Sein Vorgehen könnte für den britischen Premier ein juristisches Nachspiel haben. Denn erst vor wenigen Tagen hat Johnson einem schottischen Gericht, das sich mit einer möglichen Verschiebung des Brexit-Termins befasst hat, zugesichert, dass er im Fall einer Niederlage im Parlament bei der EU eine solche Verschiebung beantragen würde. Das schottische Gericht gab am Sonntag bekannt, dass es sich bereits mit dem Fall beschäftige. Ab Montag solle geprüft werden „ob der Premierminister auf das Recht und die Versprechen gepfiffen hat, die er dem Gericht gegeben hat“, sagte die Unterhausabgeordnete der Schottischen Nationalpartei, Joanna Cherry. Das Gericht könnte Johnson der Missachtung des Gerichts für schuldig befinden und as Parlament dieses Vorgehen sodann zum Anlass für ein Misstrauensvotum nehmen.

Berechtigte Sorgen

Spätestens an diesem Samstag dürften viele Beobachter im In- und Ausland angesichts des nicht enden wollenden Hickhacks um den Brexit den Faden verloren haben.

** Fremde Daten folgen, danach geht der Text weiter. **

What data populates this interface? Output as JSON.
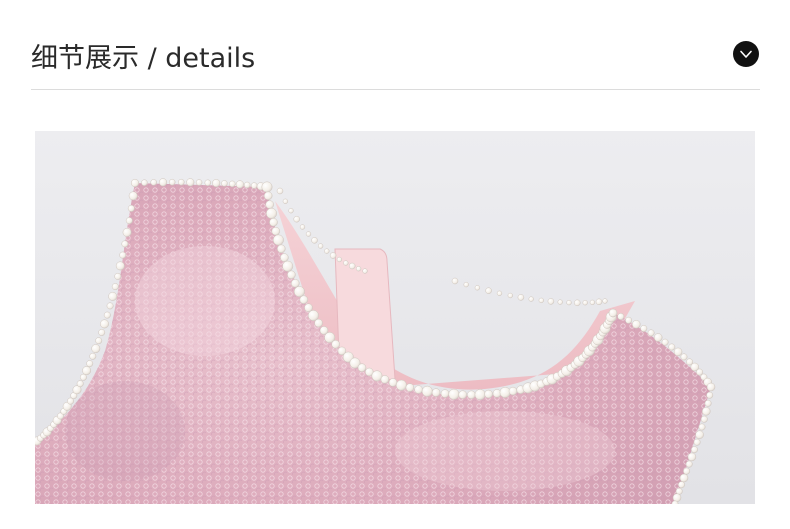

Oberflächlich betrachtet wirkt die Auseinandersetzung zwischen der Regierung und dem Parlament auch zweifellos chaotisch. Zudem wird es für die Abgeordneten immer schwieriger, den Vorwurf zu entkräften, das Parlament wolle den Brexit blockieren. Johnson selbst versucht, dieses Bild von den Abgeordneten zu zeichnen. Doch bei der Entscheidung vom Samstag ging es um konkrete Befürchtungen: Bei vielen Abgeordneten bestand die Sorge, dass Johnson das Parlament wegen des Zeitdrucks dazu hätte drängen können, die erforderlichen Brexit-Gesetze unverändert abzusegnen. Das Parlament könnte der Regierung durch Änderungsanträge Bedingungen für die kommenden Verhandlungen über die zukünftigen Beziehungen zur EU auferlegen.

Zudem wäre durch ein Votum für Johnsons Brexit-Deal an diesem Samstag ein anderes Gesetz hinfällig geworden, das die Abgeordneten vor wenigen Wochen als eine Versicherung gegen einen ungeordneten Brexit erlassen haben: Das „Benn-Gesetz“ sieht vor, dass Johnson die EU um einen Aufschub bitten muss, falls die Abgeordneten bis zum 19. Oktober nicht für einen Brexit-Deal gestimmt haben. Verzögerungen bei der Verabschiedung der begleitenden Brexit-Gesetze hätten nach einer positiven Abstimmung über den Brexit-Deal dazu führen können, dass Großbritannien die EU am 31. Oktober ohne ein Abkommen verlässt.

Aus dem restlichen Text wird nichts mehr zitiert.